Radioactive decay and long-term preservation

From: Jeff Davis (jdavis@socketscience.com)
Date: Wed Oct 20 1999 - 15:58:51 MDT


Robert Bradbury wrote:
>However, very *long* term solid state preservation is probably impossible
>due to the damage caused by the radioactive decay of the frozen atoms....

Then spike wrote:
> I propose we dig up coal, a form of carbon
> free of carbon 14,...

Then Robert replied:
>I believe you're approach would work. However I think that most
>of our internal radiation exposure comes from K40, not C14.
>Perhaps a little radioactive iodine,...
>the...largest dose ... from Radon...

Uh, I disagree. Let's start at the beginning.

What do you mean by preservation? If every atom has to be exactly as it
was at time t=0, then yes, preservation is impossible. If, however you're
talking about preservation for the purpose of reanimation from cryonic (or
some other form of) biostasis, then you're dealing with a particular set of
variables which will determine what *degree of preservation* will be
*adequate*. The crucial factor is usually seen as preservation of the
unique information which manifests the unique you (synaptic patterns being
the top candidate). Another school holds that a level of structural
integrity demonstrated by survivability is the proper standard.

At one extreme, where repair or reconstruction is carried out by fully
mature, almost-unimaginably-capable nanotech assisted by equally
over-the-top AI, the information is all you need. At the other extreme
where no repair is possible, you need a suspension-unsuspension procedure
which inflicts no more damage than the body itself can repair (with
assistance from some sort of future, but nevertheless semi-conventional,
medical capability). In the latter case the additional damage due to
radioactive decay could, conceivably play a role.

But here's the problem.

The seriousness of damage is a function of how many radioactive atoms there
are to decay, how much time--how long is the period of
preservation--passes, which will determine what fraction of them decay (you
know, half-lives), the various destructive potentials of the various modes
of decay (alpha, beta, gamma, spontaneous fission w/neutron emission), and
perhaps most important, what is damaged.

My impression is that these factors, separately and in combination, tend to
reduce to insignificance the consequence of damage due to radioactive decay.
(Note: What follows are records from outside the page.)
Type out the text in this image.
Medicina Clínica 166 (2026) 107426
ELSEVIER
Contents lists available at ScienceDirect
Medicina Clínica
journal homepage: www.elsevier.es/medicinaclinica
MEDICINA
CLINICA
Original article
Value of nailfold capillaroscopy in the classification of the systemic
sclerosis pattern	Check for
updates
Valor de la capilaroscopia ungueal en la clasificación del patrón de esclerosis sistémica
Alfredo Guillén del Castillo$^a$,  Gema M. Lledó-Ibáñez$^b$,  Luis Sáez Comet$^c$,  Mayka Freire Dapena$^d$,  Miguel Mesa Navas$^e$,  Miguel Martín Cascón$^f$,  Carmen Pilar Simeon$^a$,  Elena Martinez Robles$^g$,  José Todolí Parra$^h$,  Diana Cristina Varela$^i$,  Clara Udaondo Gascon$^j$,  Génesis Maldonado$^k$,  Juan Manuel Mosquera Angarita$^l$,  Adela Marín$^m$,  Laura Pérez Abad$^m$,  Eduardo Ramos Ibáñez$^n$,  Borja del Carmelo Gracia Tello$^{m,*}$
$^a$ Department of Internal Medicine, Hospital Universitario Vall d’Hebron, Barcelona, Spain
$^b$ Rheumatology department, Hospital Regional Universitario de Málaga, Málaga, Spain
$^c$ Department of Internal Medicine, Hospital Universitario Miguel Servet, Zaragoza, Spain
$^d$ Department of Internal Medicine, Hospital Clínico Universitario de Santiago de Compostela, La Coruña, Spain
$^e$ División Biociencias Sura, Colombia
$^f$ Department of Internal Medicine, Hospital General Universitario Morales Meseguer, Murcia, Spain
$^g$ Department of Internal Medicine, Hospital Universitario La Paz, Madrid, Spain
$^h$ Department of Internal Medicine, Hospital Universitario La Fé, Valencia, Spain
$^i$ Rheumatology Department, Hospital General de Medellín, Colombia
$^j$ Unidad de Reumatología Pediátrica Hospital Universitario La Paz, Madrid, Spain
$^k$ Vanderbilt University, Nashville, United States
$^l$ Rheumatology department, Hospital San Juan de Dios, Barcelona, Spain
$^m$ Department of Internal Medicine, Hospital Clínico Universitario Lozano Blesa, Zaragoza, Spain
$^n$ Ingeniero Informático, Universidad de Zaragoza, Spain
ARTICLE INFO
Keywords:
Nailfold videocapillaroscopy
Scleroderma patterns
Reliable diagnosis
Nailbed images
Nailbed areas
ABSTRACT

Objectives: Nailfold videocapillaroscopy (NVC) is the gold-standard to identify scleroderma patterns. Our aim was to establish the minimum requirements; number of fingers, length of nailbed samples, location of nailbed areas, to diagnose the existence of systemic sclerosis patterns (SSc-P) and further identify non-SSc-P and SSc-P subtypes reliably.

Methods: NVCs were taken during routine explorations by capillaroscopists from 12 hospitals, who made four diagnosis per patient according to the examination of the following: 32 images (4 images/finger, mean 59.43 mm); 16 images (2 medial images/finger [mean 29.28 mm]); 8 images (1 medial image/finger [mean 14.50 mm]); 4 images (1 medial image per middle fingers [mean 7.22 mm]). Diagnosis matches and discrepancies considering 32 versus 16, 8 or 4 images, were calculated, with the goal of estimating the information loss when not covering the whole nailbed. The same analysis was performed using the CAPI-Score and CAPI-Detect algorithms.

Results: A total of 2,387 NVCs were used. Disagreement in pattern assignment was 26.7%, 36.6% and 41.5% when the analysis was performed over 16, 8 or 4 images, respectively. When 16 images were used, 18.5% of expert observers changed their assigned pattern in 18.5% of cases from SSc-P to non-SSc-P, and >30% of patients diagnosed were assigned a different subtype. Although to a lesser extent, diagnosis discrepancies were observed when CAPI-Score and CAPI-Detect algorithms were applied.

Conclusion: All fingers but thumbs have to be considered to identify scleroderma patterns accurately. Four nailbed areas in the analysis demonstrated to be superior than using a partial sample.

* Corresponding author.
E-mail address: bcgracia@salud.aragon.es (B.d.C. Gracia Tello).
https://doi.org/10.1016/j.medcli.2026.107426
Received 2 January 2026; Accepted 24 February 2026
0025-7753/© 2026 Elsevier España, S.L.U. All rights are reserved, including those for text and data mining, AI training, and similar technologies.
First and foremost the fraction of radioactive atoms is, I suspect, too
small to matter.

Second, my guess for preservation time--the time for the development of
reanimation capabilities--is 150 years, give or take a hundred. Most, but
not all, of the half-lives are, I would wager, much longer.

Thirdly, beta decays are insignificant, and alpha and gamma emissions will
only cause a narrow linear pattern of molecular ionization along the path
of the emitted particle/photon.

And finally, in regards to what gets damaged, the scale of synaptic
structures is so much larger than the scale of radiation damage that the
crucial identity information remains unaffected (in fact you have
additional information in the form of a radioactive decay event artifact).
DNA information is too redundant to be degraded. Non-neural structure is
generic, so, in terms of information loss, unaffected.

As to damage that effects survival-related functionality, look at the
radiation doses necessary to kill a living human (my impression is muy
mucho rads), and compare that to the total dose potential contained in the
body. I don't have these numbers. How much potassium is in the body?
What fraction is radioactive? What's the half-life compared to say 500
years? The other isotopes?

And while it doesn't answer the above questions, with or without
nano-repair or improved cryosuspension techniques (or a nicely balanced
combo of the two) the issue of radiation damage is moot. With it,
radiation damage is repairable, and without it, freeze damage predominates.

                 ------------------------------------------------------------

Spike, the zen master, wrote (approximately): "I don't care if they laugh
with me or if they laugh at me, so long as they laugh." Then he wrote,
"...coal, a form of carbon free of carbon 14,..." Then I laughed. The
monastery curriculum not to strong on the radiochemistry of coal, eh, spike?

Next you'll be telling me that carbon 14 dating means that your girlfriend
is radiant.

                        Best, Jeff Davis

           "Everything's hard till you know how to do it."